Molecular Dynamics for Fluid Mechanics in Arbitrary Geometries

Abstract

Simulations of nanoscale systems where fluid mechanics plays an important role are required to help design and understand nano-devices and biological systems. A simulation method which hybridises molecular dynamics (MD) and continuum computational fluid dynamics (CFD) models is able to accurately represent the relevant physical phenomena and be computationally tractable. An MD code has been written to perform MD simulations in systems where the geometry is described by a mesh of unstructured arbitrary polyhedral cells that have been spatially decomposed into irregular portions for parallel processing. The MD code that has been developed may be used for simulations on its own, or may serve as the MD component of a hybrid method. The code has been implemented using OpenFOAM, an open source C++ CFD toolbox (www.openfoam.org).
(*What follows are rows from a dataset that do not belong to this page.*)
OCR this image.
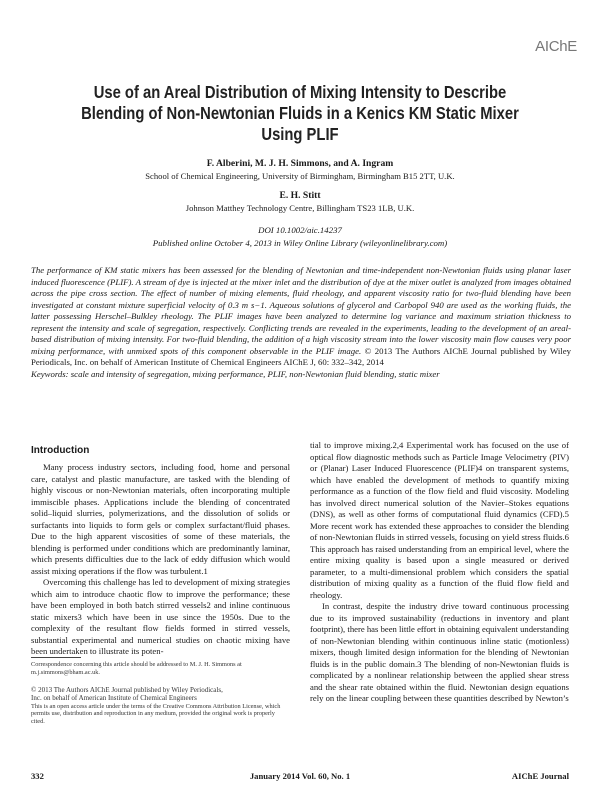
AIChE
Use of an Areal Distribution of Mixing Intensity to Describe
Blending of Non-Newtonian Fluids in a Kenics KM Static Mixer
Using PLIF
F. Alberini, M. J. H. Simmons, and A. Ingram
School of Chemical Engineering, University of Birmingham, Birmingham B15 2TT, U.K.
E. H. Stitt
Johnson Matthey Technology Centre, Billingham TS23 1LB, U.K.
DOI 10.1002/aic.14237
Published online October 4, 2013 in Wiley Online Library (wileyonlinelibrary.com)
The performance of KM static mixers has been assessed for the blending of Newtonian and time-independent non-Newtonian fluids using planar laser induced fluorescence (PLIF). A stream of dye is injected at the mixer inlet and the distribution of dye at the mixer outlet is analyzed from images obtained across the pipe cross section. The effect of number of mixing elements, fluid rheology, and apparent viscosity ratio for two-fluid blending have been investigated at constant mixture superficial velocity of 0.3 m s−1. Aqueous solutions of glycerol and Carbopol 940 are used as the working fluids, the latter possessing Herschel–Bulkley rheology. The PLIF images have been analyzed to determine log variance and maximum striation thickness to represent the intensity and scale of segregation, respectively. Conflicting trends are revealed in the experiments, leading to the development of an areal-based distribution of mixing intensity. For two-fluid blending, the addition of a high viscosity stream into the lower viscosity main flow causes very poor mixing performance, with unmixed spots of this component observable in the PLIF image. © 2013 The Authors AIChE Journal published by Wiley Periodicals, Inc. on behalf of American Institute of Chemical Engineers AIChE J, 60: 332–342, 2014
Keywords: scale and intensity of segregation, mixing performance, PLIF, non-Newtonian fluid blending, static mixer
Introduction

Many process industry sectors, including food, home and personal care, catalyst and plastic manufacture, are tasked with the blending of highly viscous or non-Newtonian materials, often incorporating multiple immiscible phases. Applications include the blending of concentrated solid–liquid slurries, polymerizations, and the dissolution of solids or surfactants into liquids to form gels or complex surfactant/fluid phases. Due to the high apparent viscosities of some of these materials, the blending is performed under conditions which are predominantly laminar, which presents difficulties due to the lack of eddy diffusion which would assist mixing operations if the flow was turbulent.1

Overcoming this challenge has led to development of mixing strategies which aim to introduce chaotic flow to improve the performance; these have been employed in both batch stirred vessels2 and inline continuous static mixers3 which have been in use since the 1950s. Due to the complexity of the resultant flow fields formed in stirred vessels, substantial experimental and numerical studies on chaotic mixing have been undertaken to illustrate its poten-

Correspondence concerning this article should be addressed to M. J. H. Simmons at m.j.simmons@bham.ac.uk.
© 2013 The Authors AIChE Journal published by Wiley Periodicals,
Inc. on behalf of American Institute of Chemical Engineers
This is an open access article under the terms of the Creative Commons Attribution License, which permits use, distribution and reproduction in any medium, provided the original work is properly cited.

tial to improve mixing.2,4 Experimental work has focused on the use of optical flow diagnostic methods such as Particle Image Velocimetry (PIV) or (Planar) Laser Induced Fluorescence (PLIF)4 on transparent systems, which have enabled the development of methods to quantify mixing performance as a function of the flow field and fluid viscosity. Modeling has involved direct numerical solution of the Navier–Stokes equations (DNS), as well as other forms of computational fluid dynamics (CFD).5 More recent work has extended these approaches to consider the blending of non-Newtonian fluids in stirred vessels, focusing on yield stress fluids.6 This approach has raised understanding from an empirical level, where the entire mixing quality is based upon a single measured or derived parameter, to a multi-dimensional problem which considers the spatial distribution of mixing quality as a function of the fluid flow field and rheology.

In contrast, despite the industry drive toward continuous processing due to its improved sustainability (reductions in inventory and plant footprint), there has been little effort in obtaining equivalent understanding of non-Newtonian blending within continuous inline static (motionless) mixers, though limited design information for the blending of Newtonian fluids is in the public domain.3 The blending of non-Newtonian fluids is complicated by a nonlinear relationship between the applied shear stress and the shear rate obtained within the fluid. Newtonian design equations rely on the linear coupling between these quantities described by Newton’s

332	January 2014 Vol. 60, No. 1	AIChE Journal
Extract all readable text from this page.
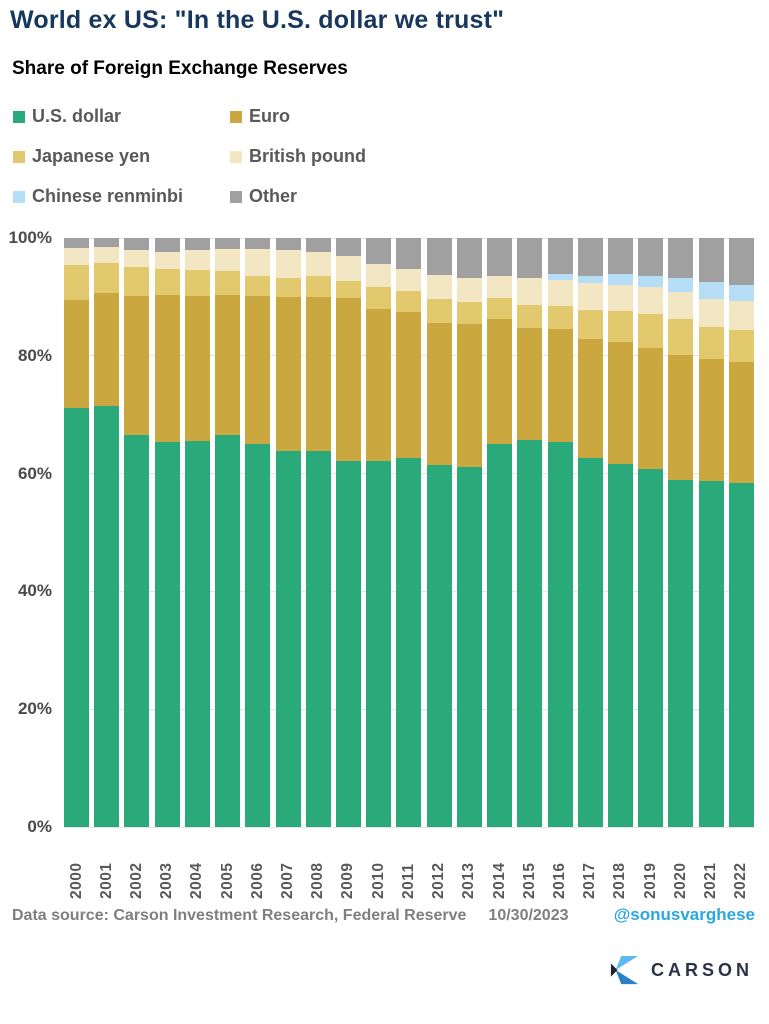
World ex US: "In the U.S. dollar we trust"
Share of Foreign Exchange Reserves
U.S. dollar	Euro
Japanese yen	British pound
Chinese renminbi	Other
100%
80%
60%
40%
20%
0%
2000 2001 2002 2003 2004 2005 2006 2007 2008 2009 2010 2011 2012 2013 2014 2015 2016 2017 2018 2019 2020 2021 2022
Data source: Carson Investment Research, Federal Reserve 10/30/2023	@sonusvarghese
CARSON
The requirements for two key enabling components are described. 1) Parallel generation of initial configurations of molecules in arbitrary geometries. 2) Calculation of intermolecular pair forces, including between molecules that lie on mesh portions assigned to different, and possibly non-neighbouring processors. A case study of flow in a realistic nanoscale mixing channel, where the geometry is drawn and meshed in engineering CAD tools is simulated to demonstrate the capabilities of the code.